A caracterização de acidentes do trabalho e doenças profissionais, e, conseqüentemente, posterior consideração no FAP, com a instituição do NTE-Nexo Técnico Epidemiológico, através da Lei nº 11.430/2007, independe, atualmente, de providências das empresas, porém, obrigatórias, como encaminhamentos de trabalhadores acidentados e CAT à Previdência Social. Desde abril/2007, a própria perícia do INSS caracteriza a doença ou acidente, de acordo com sua vinculação ao CNAE da empresa (Lista B do Anexo II do Decreto nº 3.048/99, coma a redação dada pelo Decreto nº 6.042/2007).

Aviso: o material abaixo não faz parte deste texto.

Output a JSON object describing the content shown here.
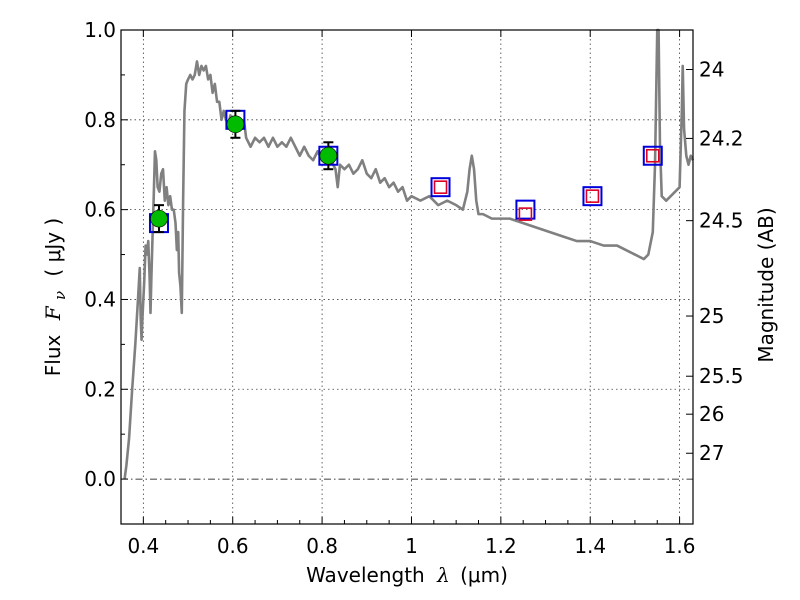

As omissões ou infrações das empresas, nessa área, não impedirão a caracterização de acidentes de trabalho ou de doenças profissionais e, conseqüentemente, as possíveis majorações nas contribuições para o custeio desses benefícios, além de outras penalidades administrativas e penais. Essa vinculação automática, no entanto, pode ser contestada, desde que as empresas estejam preparadas e observem as normas expedidas pelo INSS (atualmente, Instrução Normativa INSS nº 31/2008).
A ocorrência de acidentes e de doenças do trabalho passam a constituir, portanto, um fator primordial nessas alterações de alíquotas para as empresas. Investimentos em prevenção de acidentes, de doenças profissionais, gerenciamento de riscos e qualidade de vida no ambiente de trabalho podem contribuir para a redução das contribuições das empresas para o financiamento dos benefícios decorrentes.
A observância das regras de gerenciamento de risco e dos procedimentos respectivos, de acordo com a normatização expedida pela Previdência Social, contribuirá sensivelmente para a não incidência de ônus indevido, quando for o caso. As omissões e inobservâncias serão tratadas com rigor, tanto pela arrecadação como pelo setor de benefícios, na cobrança de obrigações e atribuições de responsabilidades, neste aspecto. Há previsão para emissão de Representações Fiscais e Administrativas, além de ingresso com Ações Regressivas,pela Previdência Social, sem falar de autuações fiscais e possíveis levantamento de créditos, em processos de auditoria."